Australians are suffering more than ever to various cyber scams, with the ACCC’s ninth annual Targeting Scams Report confirming the ACCC received more than 200,000 scam reports costing a total of roughly $340 million during 2017, a $40 million increase from 2016. Whilst this increase is attributed to a variety of different cyber scams, including investment scams which totalled $64 million, an increase of more than 8%, the second largest contributor to the $340 million total losses was from dating and romance scams which amounted to $42 million. The search for love clearly has its costs. With the average loss suffered per victim totalling $6500, these losses are not inconsequential and continue to push cybersecurity into the forefront of both individuals and businesses daily activities.
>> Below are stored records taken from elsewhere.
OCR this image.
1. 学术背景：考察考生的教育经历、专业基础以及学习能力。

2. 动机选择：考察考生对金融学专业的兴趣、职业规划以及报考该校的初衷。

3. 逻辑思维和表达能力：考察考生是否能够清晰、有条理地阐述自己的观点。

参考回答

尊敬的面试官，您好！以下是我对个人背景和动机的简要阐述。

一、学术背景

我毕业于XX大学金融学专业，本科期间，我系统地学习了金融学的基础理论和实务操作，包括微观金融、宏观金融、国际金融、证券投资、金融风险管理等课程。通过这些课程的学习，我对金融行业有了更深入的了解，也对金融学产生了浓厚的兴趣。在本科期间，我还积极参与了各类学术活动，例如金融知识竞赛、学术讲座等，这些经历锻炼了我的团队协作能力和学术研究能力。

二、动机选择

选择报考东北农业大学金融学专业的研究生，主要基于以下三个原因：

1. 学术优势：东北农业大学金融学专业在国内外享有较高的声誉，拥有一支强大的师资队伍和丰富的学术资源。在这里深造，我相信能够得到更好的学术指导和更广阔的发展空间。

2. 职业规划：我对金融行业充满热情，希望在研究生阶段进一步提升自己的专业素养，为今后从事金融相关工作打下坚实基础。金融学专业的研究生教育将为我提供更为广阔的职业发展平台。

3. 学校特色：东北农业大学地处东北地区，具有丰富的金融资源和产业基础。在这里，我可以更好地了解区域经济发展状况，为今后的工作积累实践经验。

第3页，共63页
According to the report and reiterated by ACCC Deputy Chair Delia Rickard, some of the larger amounts lost in a single scam total more than $1 million. Often larger amounts such as these are losses through business email compromise (BEC) scams. BEC scams involve impersonating individuals by utilising credentials obtained via phishing attacks to then issue false invoices or convince the individual to hand over banking details. The costs of the BEC scams in 2017 according to the ACCC’s report totalled $21.1 million. Attacks like BEC are heavily reliant on the scammers being able to impersonate individuals via the use of credentials gained via other attacks. Consequently, and keeping in mind this week is Scams Awareness Week, organisations need to ensure they are not contributing to the increased cybercrime activity by implementing and maintaining strong cybersecurity protections and training.
A sobering perspective is that as much of these scams are never made public due to the personal or professional embarrassment, it’s quite likely that we are underestimating their prevalence.